L’étude était petite et n’incluait que deux types de cancers, ajoute Straussman, ce qui laisse beaucoup de travail à faire. Mais, « les recherches de Bullman nous ont montré comment nous devrions explorer le microbiome tumoral », dit-il. « Ce document a fait un grand pas en avant dans le domaine ».

En lien avec ces études, les chercheurs étudient les liens possibles entre la santé bucco-dentaire et le risque de cancer. « Il y a une tendance à l’émergence de microbes traditionnellement associés à une maladie inflammatoire buccale associée à des cancers extra-oraux et gastro-intestinaux – ce qui met en évidence la cavité buccale comme un terrain fertile pour les onco-microbes pathogènes », a déclaré Johnston. En plus de permettre aux agents pathogènes de se propager à de nouvelles zones du corps, il est possible que l’inflammation de la bouche, sous forme de maladie parodontale ou endodontique, sélectionne et encourage la prolifération de bactéries plus spécialisées dans la croissance dans des conditions défavorables. conditions et capables d’échapper aux attaques immunitaires, a-t-il déclaré.

Enfin, l’équipe de recherche compte continuer d’explorer la possibilité de rendre les tumeurs plus sensibles à l’immunothérapie ou à la chimiothérapie en manipulant le microbiome, et ils cherchent à concevoir des thérapies modulatrices du microbiome qui préviendront et traiteront le cancer et arrêteront sa propagation.
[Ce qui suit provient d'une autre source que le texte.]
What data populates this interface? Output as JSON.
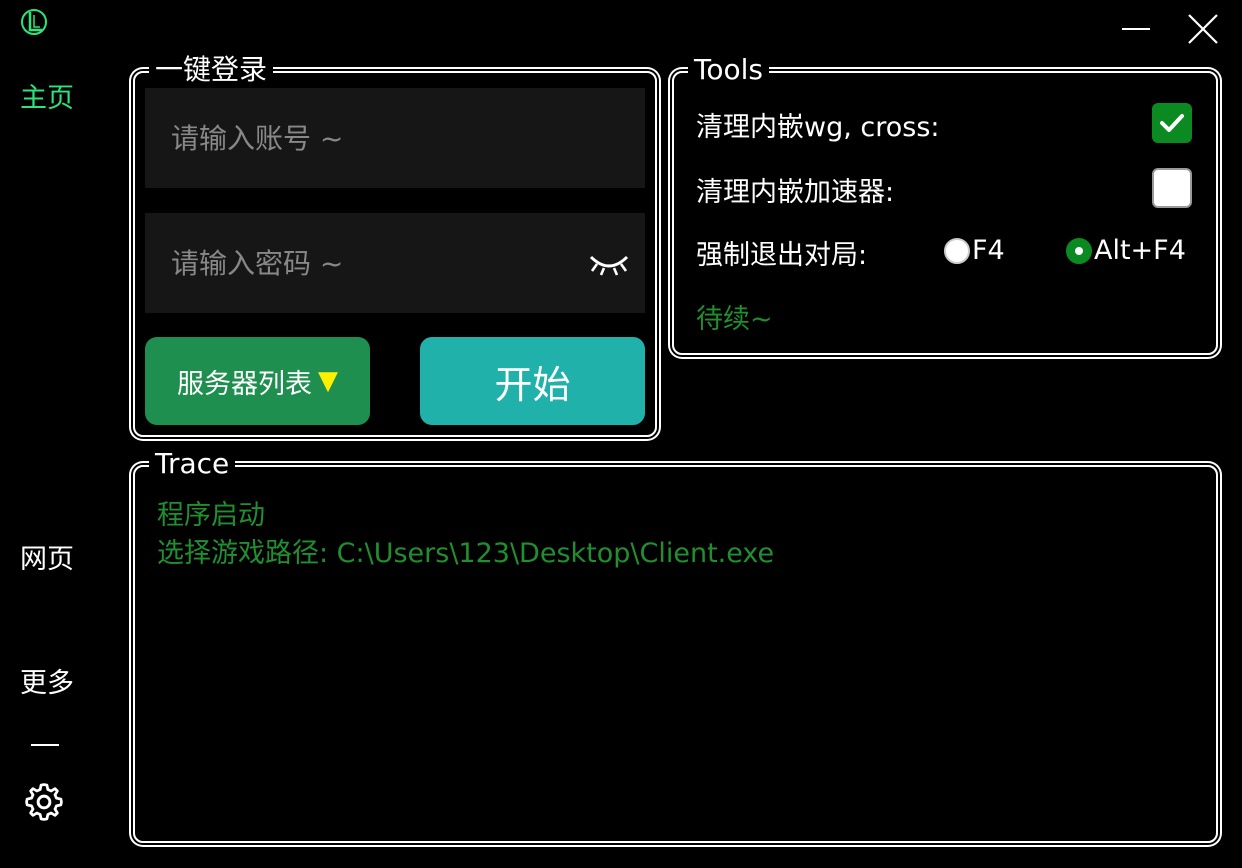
{
  "window": {
    "minimize_icon": "minimize-icon",
    "close_icon": "close-icon"
  },
  "nav": {
    "home": "主页",
    "web": "网页",
    "more": "更多",
    "settings_icon": "gear-icon"
  },
  "login": {
    "title": "一键登录",
    "account_placeholder": "请输入账号 ~",
    "password_placeholder": "请输入密码 ~",
    "server_list_label": "服务器列表",
    "server_list_arrow": "▼",
    "start_label": "开始"
  },
  "tools": {
    "title": "Tools",
    "clean_wg_label": "清理内嵌wg, cross:",
    "clean_wg_checked": true,
    "clean_accel_label": "清理内嵌加速器:",
    "clean_accel_checked": false,
    "force_quit_label": "强制退出对局:",
    "radio_f4_label": "F4",
    "radio_altf4_label": "Alt+F4",
    "selected_radio": "Alt+F4",
    "pending_label": "待续~"
  },
  "trace": {
    "title": "Trace",
    "lines": [
      "程序启动",
      "选择游戏路径: C:\\Users\\123\\Desktop\\Client.exe"
    ]
  },
  "colors": {
    "accent_green": "#2ce57a",
    "log_green": "#1f8f2f",
    "server_button": "#1f8f4f",
    "start_button": "#20b2aa",
    "checkbox_green": "#0a8a20"
  }
}
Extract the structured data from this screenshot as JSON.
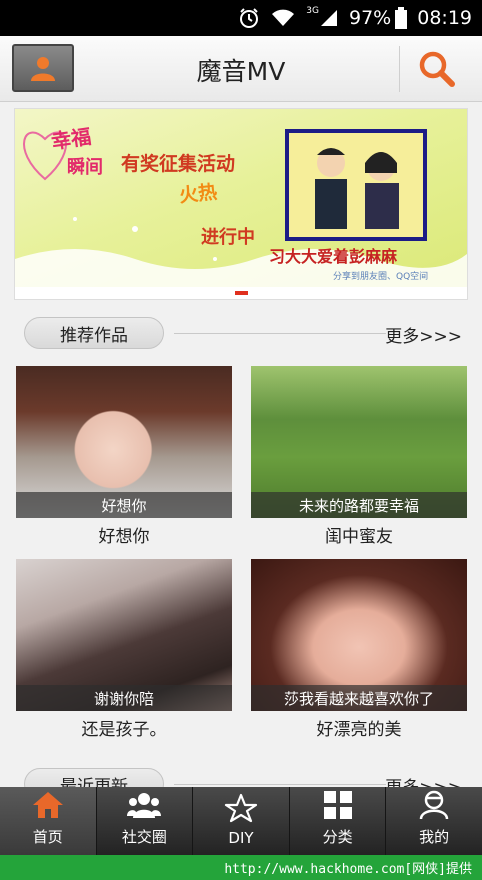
{
  "status_bar": {
    "network": "3G",
    "battery": "97%",
    "time": "08:19"
  },
  "header": {
    "title": "魔音MV"
  },
  "banner": {
    "line1": "幸福",
    "line2": "瞬间",
    "main1": "有奖征集活动",
    "main2": "火热",
    "main3": "进行中",
    "name": "习大大爱着彭麻麻",
    "share": "分享到朋友圈、QQ空间"
  },
  "recommend": {
    "label": "推荐作品",
    "more": "更多>>>",
    "items": [
      {
        "caption": "好想你",
        "title": "好想你"
      },
      {
        "caption": "未来的路都要幸福",
        "title": "闺中蜜友"
      },
      {
        "caption": "谢谢你陪",
        "title": "还是孩子。"
      },
      {
        "caption": "莎我看越来越喜欢你了",
        "title": "好漂亮的美"
      }
    ]
  },
  "recent": {
    "label": "最近更新",
    "more": "更多>>>"
  },
  "tabs": [
    {
      "label": "首页",
      "icon": "home-icon"
    },
    {
      "label": "社交圈",
      "icon": "people-icon"
    },
    {
      "label": "DIY",
      "icon": "star-icon"
    },
    {
      "label": "分类",
      "icon": "grid-icon"
    },
    {
      "label": "我的",
      "icon": "user-icon"
    }
  ],
  "watermark": "http://www.hackhome.com[网侠]提供",
  "colors": {
    "accent": "#e8682a",
    "tab_bar": "#2e2e2e",
    "watermark_bg": "#24a43a"
  }
}
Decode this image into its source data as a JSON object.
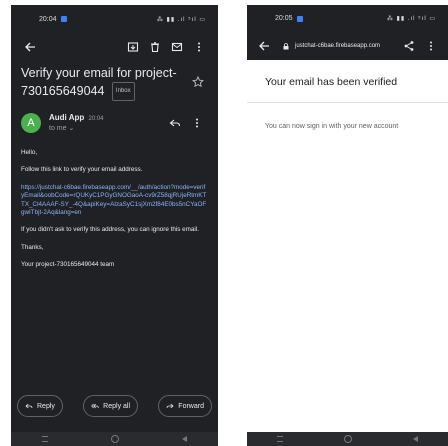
{
  "left_phone": {
    "status_time": "20:04",
    "status_icons": "⁂ ▮▮ .ıl ⁵ıl ▭",
    "subject": "Verify your email for project-730165649044",
    "inbox_chip": "Inbox",
    "sender": {
      "avatar_letter": "A",
      "avatar_color": "#4caf50",
      "name": "Audi App",
      "time": "20:04",
      "to": "to me ⌄"
    },
    "body": {
      "greeting": "Hello,",
      "instruction": "Follow this link to verify your email address.",
      "link": "https://justchat-c6bae.firebaseapp.com/__/auth/action?mode=verifyEmail&oobCode=rQUKyC1PGyGNOGaoA-cv9rZ58qjRUjeRtmKTTX_Cl4AAAF-SY_-4Q&apiKey=AIzaSyC1sjXm2f84E0bs5nCYaOFgwITbjt-2Aq&lang=en",
      "ignore": "If you didn't ask to verify this address, you can ignore this email.",
      "thanks": "Thanks,",
      "signature": "Your project-730165649044 team"
    },
    "actions": {
      "reply": "Reply",
      "reply_all": "Reply all",
      "forward": "Forward"
    }
  },
  "right_phone": {
    "status_time": "20:05",
    "status_icons": "⁂ ▮▮ .ıl ⁵ıl ▭",
    "url": "justchat-c6bae.firebaseapp.com",
    "title": "Your email has been verified",
    "message": "You can now sign in with your new account"
  }
}
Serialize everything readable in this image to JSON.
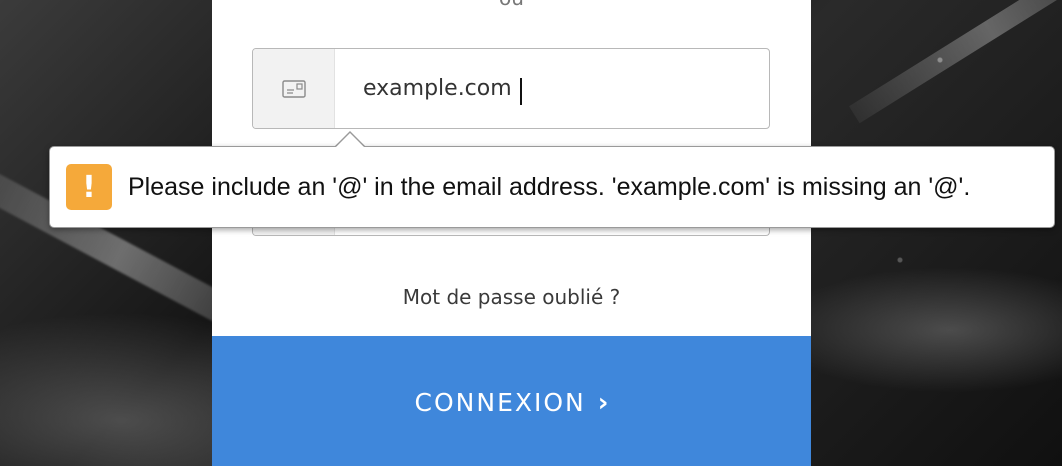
{
  "divider_text": "ou",
  "email_field": {
    "value": "example.com",
    "icon": "envelope-card-icon"
  },
  "password_field": {
    "icon": "lock-icon"
  },
  "forgot_link": "Mot de passe oublié ?",
  "submit": {
    "label": "CONNEXION",
    "chevron": "›"
  },
  "validation_tooltip": {
    "icon_glyph": "!",
    "message": "Please include an '@' in the email address. 'example.com' is missing an '@'."
  },
  "colors": {
    "button": "#3f87db",
    "warning": "#f5a93a"
  }
}
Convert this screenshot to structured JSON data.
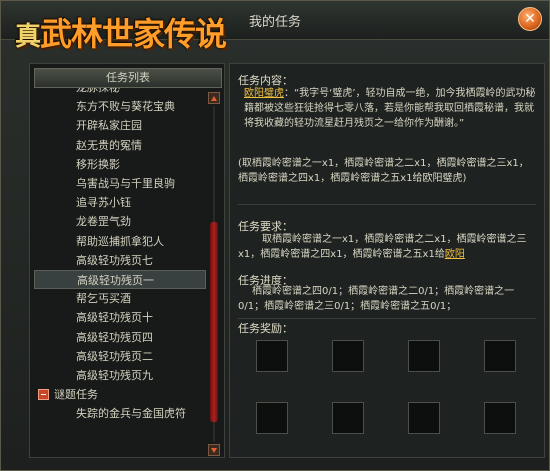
{
  "window": {
    "title": "我的任务"
  },
  "logo": {
    "text": "武林世家传说",
    "prefix": "真"
  },
  "task_list": {
    "header": "任务列表",
    "items": [
      {
        "label": "龙脉探秘",
        "selected": false
      },
      {
        "label": "东方不败与葵花宝典",
        "selected": false
      },
      {
        "label": "开辟私家庄园",
        "selected": false
      },
      {
        "label": "赵无贵的冤情",
        "selected": false
      },
      {
        "label": "移形换影",
        "selected": false
      },
      {
        "label": "乌害战马与千里良驹",
        "selected": false
      },
      {
        "label": "追寻苏小钰",
        "selected": false
      },
      {
        "label": "龙卷罡气劲",
        "selected": false
      },
      {
        "label": "帮助巡捕抓拿犯人",
        "selected": false
      },
      {
        "label": "高级轻功残页七",
        "selected": false
      },
      {
        "label": "高级轻功残页一",
        "selected": true
      },
      {
        "label": "帮乞丐买酒",
        "selected": false
      },
      {
        "label": "高级轻功残页十",
        "selected": false
      },
      {
        "label": "高级轻功残页四",
        "selected": false
      },
      {
        "label": "高级轻功残页二",
        "selected": false
      },
      {
        "label": "高级轻功残页九",
        "selected": false
      }
    ],
    "category": "谜题任务",
    "category_items": [
      {
        "label": "失踪的金兵与金国虎符"
      }
    ]
  },
  "details": {
    "content_label": "任务内容：",
    "npc_name": "欧阳璧虎",
    "content_text": "：“我字号‘璧虎’，轻功自成一绝，加今我栖霞岭的武功秘籍都被这些狂徒抢得七零八落，若是你能帮我取回栖霞秘谱，我就将我收藏的轻功流星赶月残页之一给你作为酬谢。”",
    "content_note": "(取栖霞岭密谱之一x1，栖霞岭密谱之二x1，栖霞岭密谱之三x1，栖霞岭密谱之四x1，栖霞岭密谱之五x1给欧阳璧虎)",
    "requirement_label": "任务要求：",
    "requirement_text": "取栖霞岭密谱之一x1，栖霞岭密谱之二x1，栖霞岭密谱之三x1，栖霞岭密谱之四x1，栖霞岭密谱之五x1给",
    "requirement_npc": "欧阳",
    "progress_label": "任务进度：",
    "progress_text": "栖霞岭密谱之四0/1；栖霞岭密谱之二0/1；栖霞岭密谱之一0/1；栖霞岭密谱之三0/1；栖霞岭密谱之五0/1；",
    "reward_label": "任务奖励："
  }
}
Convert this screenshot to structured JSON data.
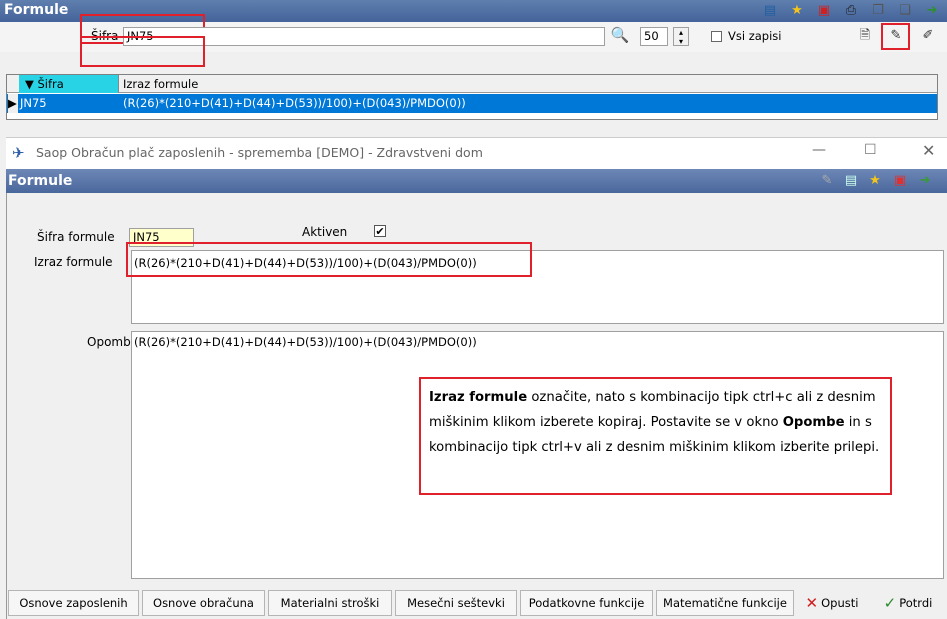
{
  "main_window": {
    "title": "Formule",
    "search": {
      "label": "Šifra",
      "value": "JN75",
      "records": "50",
      "all_records_label": "Vsi zapisi"
    },
    "grid": {
      "columns": [
        "Šifra",
        "Izraz formule"
      ],
      "rows": [
        {
          "code": "JN75",
          "formula": "(R(26)*(210+D(41)+D(44)+D(53))/100)+(D(043)/PMDO(0))"
        }
      ]
    }
  },
  "dialog": {
    "title": "Saop Obračun plač zaposlenih - sprememba [DEMO] - Zdravstveni dom",
    "section_title": "Formule",
    "code_label": "Šifra formule",
    "code_value": "JN75",
    "active_label": "Aktiven",
    "active_checked": true,
    "formula_label": "Izraz formule",
    "formula_value": "(R(26)*(210+D(41)+D(44)+D(53))/100)+(D(043)/PMDO(0))",
    "notes_label": "Opombe",
    "notes_value": "(R(26)*(210+D(41)+D(44)+D(53))/100)+(D(043)/PMDO(0))",
    "callout": {
      "bold1": "Izraz formule",
      "text1": " označite, nato s kombinacijo tipk ctrl+c ali z desnim miškinim klikom izberete kopiraj. Postavite se v okno ",
      "bold2": "Opombe",
      "text2": " in s kombinacijo tipk ctrl+v ali z desnim miškinim klikom izberite prilepi."
    },
    "buttons": {
      "employee_bases": "Osnove zaposlenih",
      "calc_bases": "Osnove obračuna",
      "material_costs": "Materialni stroški",
      "monthly_sums": "Mesečni seštevki",
      "data_functions": "Podatkovne funkcije",
      "math_functions": "Matematične funkcije",
      "cancel": "Opusti",
      "confirm": "Potrdi"
    }
  },
  "colors": {
    "title_bar": "#44639a",
    "selection": "#0078d7",
    "highlight_box": "#e0202a",
    "code_field": "#ffffcc"
  }
}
Montrant que les microbes se regroupent dans les zones difficiles à atteindre des tumeurs, ils ont déjà clarifié certains des obstacles qu’ils devront surmonter pour développer ces nouvelles approches. « Cette approche holistique pour évaluer le microenvironnement tumoral, qui est un écosystème multi-espèces, fera progresser notre compréhension de la biologie du cancer et, je pense, révélera de nouvelles vulnérabilités thérapeutiques dans le cancer », a déclaré Bullman.

Voir les publications

Niño, J.L.G., Wu, H., LaCourse, K.D. et al. Effect of the intratumoral microbiota on spatial and cellular heterogeneity in cancer. Nature (2022). doi : 10.1038/s41586-022-05435-0

LaCourse, KD, et al., The cancer chemotherapeutic 5-fluorouracil is a potent Fusobacterium nucleatum inhibitor and its activity is modified by intratumoral microbiota. Cell Reports, Volume 41, ISSUE 7, 111625, November 15, 2022, doi : 10.1016/j.celrep.2022.111625


Ce travail a été soutenu par les National Institutes of Health, le National Institute of Dental and Craniofacial Research, le National Cancer Institute, une bourse postdoctorale Irvington du Cancer Research Institute et une bourse de la Washington Research Foundation.